ANKARA, Turkey — Turkey’s central bank kept a key interest rate unchanged on Thursday, halting a string of rate cuts that triggered a currency crisis and sent consumer prices skyrocketing.
The bank’s Monetary Policy Committee said it decided to keep its policy rate “constant” at 14%, putting on hold a rate-cutting policy that has reduced borrowing costs by 5 percentage points since September despite soaring inflation. By contrast, many other central banks have increased rates to control surging prices.
Turkish President Recep Tayyip Erdogan insists on lowering borrowing costs to boost growth. He has long argued that high interest rates cause inflation, even though economists say raising them is the way to tame soaring prices.

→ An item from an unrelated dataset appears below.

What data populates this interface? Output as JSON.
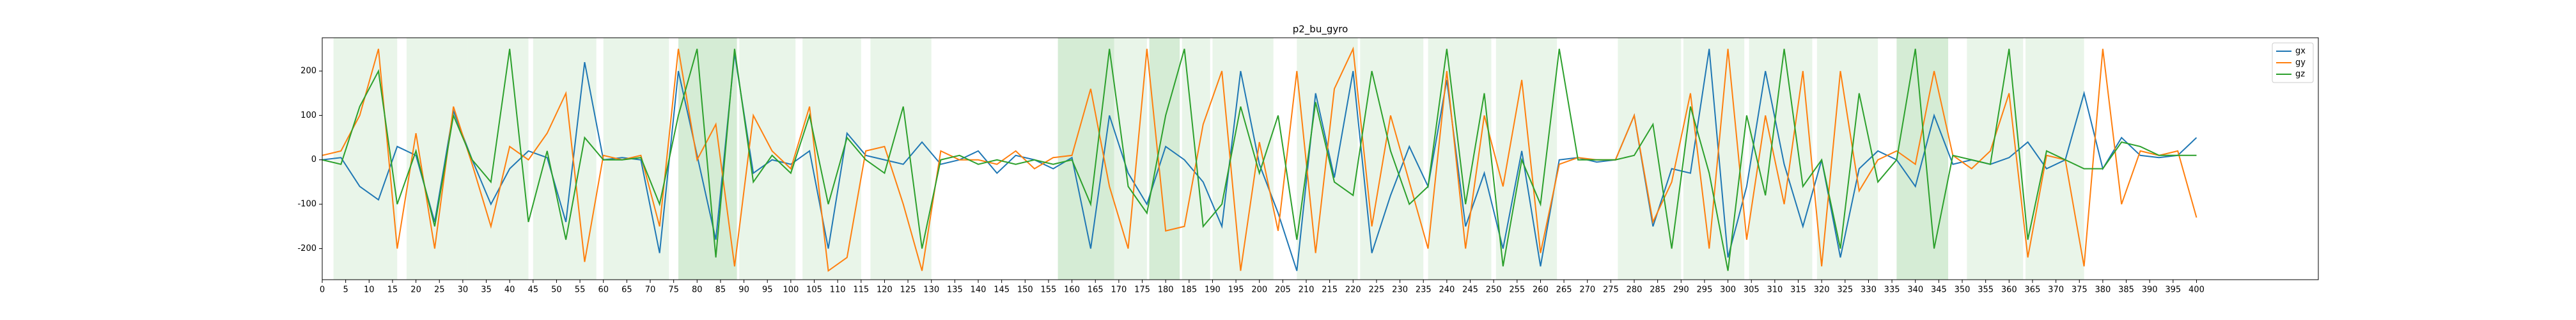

Erdogan has turned to unconventional measures to halt the depreciation of the Turkish lira instead of raising interest rates. The measures include a program that encourages people to keep their savings in lira through guarantees to compensate losses from the decline of the Turkish currency. Economists warn the system could put an extra burden on the treasury.
The lira, which lost around 45% of its value against the dollar last year, strengthened slightly against the U.S. currency following Thursday’s interest rate decision.
Inflation in Turkey surged 36% last month — reaching a 19-year high and leaving many in the country of nearly 84 million struggling to buy food and other basic goods.